Whither SL? one reply

In a lecture given at Boston’s Museum of Science in April 2007, journalist Wagner James Au described sl as “collaborative lucid dreaming” which results in “promiscuous changes” to the landscape like “free-floating jazz”. The beautiful thing about sl is that the content created in-world (a.k.a ip - intellectual property), is owned solely by the residents. Whatever you make is yours to do with what you wish (Linden Labs 2003 attempts to tax resident creations inspired a full-on Boston-styled tea party revolt, resulting in LL giving residents full rights to their stuff, no fees). Everyone works with the same tools, everyone is given an equal playing field. The base of the culture is creativity. And for those of us who like to fly their freak flag high, it’s a perfect setting. I’m not surprised that the median age of users is 35…with many of us fused to home life - engulfed as we are by parenthood, or dulled slightly by professional or financial life – those of us who are daring enough to dabble in the latest technology, those of us who are reticent designers, writers, artists…here is a home…without walls to hem you in!
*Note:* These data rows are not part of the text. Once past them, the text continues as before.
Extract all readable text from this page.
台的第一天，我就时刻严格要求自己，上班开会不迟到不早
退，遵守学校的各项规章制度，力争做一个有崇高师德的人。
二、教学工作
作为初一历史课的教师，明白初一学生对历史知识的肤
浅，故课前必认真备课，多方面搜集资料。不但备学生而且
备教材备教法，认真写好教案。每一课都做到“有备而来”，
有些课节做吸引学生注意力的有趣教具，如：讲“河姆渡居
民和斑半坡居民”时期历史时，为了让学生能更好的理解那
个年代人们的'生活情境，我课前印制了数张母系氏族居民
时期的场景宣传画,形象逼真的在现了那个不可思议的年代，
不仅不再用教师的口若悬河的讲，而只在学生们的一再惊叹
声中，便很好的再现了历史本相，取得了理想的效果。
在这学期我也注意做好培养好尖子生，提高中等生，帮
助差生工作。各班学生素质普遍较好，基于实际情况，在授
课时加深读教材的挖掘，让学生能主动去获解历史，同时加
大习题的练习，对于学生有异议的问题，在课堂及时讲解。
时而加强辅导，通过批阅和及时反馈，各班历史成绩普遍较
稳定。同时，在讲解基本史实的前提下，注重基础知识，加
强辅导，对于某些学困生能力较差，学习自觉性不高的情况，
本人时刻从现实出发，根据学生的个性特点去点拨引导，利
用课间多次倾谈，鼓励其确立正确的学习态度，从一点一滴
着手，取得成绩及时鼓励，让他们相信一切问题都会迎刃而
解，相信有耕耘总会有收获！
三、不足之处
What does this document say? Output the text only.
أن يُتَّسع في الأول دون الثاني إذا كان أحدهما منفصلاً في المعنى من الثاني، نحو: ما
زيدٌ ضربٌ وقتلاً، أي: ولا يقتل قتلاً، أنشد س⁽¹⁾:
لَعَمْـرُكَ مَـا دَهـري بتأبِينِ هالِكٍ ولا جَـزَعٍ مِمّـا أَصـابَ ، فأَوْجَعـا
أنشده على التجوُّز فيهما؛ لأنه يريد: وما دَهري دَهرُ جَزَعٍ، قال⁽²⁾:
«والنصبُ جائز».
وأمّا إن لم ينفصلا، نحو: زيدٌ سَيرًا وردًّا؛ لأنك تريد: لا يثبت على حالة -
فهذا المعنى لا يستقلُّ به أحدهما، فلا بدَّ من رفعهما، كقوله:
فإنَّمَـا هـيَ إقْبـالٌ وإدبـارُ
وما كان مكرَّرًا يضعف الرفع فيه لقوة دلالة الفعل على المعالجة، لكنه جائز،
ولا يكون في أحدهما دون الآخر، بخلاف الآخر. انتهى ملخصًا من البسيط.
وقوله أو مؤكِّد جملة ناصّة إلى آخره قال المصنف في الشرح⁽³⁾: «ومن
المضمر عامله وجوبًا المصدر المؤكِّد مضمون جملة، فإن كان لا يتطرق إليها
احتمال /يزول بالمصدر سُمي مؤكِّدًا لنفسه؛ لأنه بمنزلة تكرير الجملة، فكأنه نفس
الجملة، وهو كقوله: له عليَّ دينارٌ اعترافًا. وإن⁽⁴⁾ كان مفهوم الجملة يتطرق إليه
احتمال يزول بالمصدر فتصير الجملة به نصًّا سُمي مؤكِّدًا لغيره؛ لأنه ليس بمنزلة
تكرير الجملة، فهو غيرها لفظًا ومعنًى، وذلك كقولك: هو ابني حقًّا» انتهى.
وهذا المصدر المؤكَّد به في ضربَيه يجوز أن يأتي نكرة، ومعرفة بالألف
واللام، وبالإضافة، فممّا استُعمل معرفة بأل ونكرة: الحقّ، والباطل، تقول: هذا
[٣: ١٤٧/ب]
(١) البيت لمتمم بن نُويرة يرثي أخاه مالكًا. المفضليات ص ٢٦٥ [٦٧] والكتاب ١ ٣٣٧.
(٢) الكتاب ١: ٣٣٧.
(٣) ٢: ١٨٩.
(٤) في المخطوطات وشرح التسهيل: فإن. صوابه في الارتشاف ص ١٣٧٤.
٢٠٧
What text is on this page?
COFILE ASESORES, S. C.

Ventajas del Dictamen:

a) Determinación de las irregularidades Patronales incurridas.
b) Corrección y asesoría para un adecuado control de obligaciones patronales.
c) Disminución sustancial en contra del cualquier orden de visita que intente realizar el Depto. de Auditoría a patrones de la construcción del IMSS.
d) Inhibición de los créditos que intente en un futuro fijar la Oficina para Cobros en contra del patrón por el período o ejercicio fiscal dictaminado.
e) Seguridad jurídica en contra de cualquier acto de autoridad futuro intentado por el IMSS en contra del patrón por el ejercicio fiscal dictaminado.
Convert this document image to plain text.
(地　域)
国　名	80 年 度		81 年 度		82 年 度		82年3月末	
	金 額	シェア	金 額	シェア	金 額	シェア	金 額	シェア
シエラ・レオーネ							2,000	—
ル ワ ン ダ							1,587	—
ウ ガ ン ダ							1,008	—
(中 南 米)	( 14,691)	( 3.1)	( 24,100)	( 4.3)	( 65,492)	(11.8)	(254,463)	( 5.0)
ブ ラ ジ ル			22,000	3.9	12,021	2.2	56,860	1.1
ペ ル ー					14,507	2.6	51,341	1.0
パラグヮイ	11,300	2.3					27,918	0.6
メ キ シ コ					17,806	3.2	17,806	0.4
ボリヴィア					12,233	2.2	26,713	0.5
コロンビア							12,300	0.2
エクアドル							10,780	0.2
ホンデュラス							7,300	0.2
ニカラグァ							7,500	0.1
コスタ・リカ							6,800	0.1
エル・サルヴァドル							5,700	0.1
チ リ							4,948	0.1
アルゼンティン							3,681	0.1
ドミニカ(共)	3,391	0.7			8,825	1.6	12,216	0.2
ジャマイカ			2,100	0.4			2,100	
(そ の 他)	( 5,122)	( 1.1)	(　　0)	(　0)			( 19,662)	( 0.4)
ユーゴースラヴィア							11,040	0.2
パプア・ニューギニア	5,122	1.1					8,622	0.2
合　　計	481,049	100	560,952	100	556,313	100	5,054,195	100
I listened to a short piece on NPR the other night about how, according to a marketing analyst, corporations aren’t interested in sl anymore. He was quite snotty about it actually, and I sensed a bit of a chip on his shoulder. “The people who spend their time in sl are people we’re not interested in anyway”. Nah nah. Actually, residents in sl have demonstrated that they’re not interested in you. James Au observed that “in the context of the fantastic, their brands as they exist in the real world are boring, banal, and unimaginative”. *

The creativity and imagination of residents can be overwhelming – I often find myself thinking “How did they DO that?!” but I want to learn, and the desire to learn keeps me coming back…night after night.

*Marketing in Second Life Doesn't Work by Wagner James Au.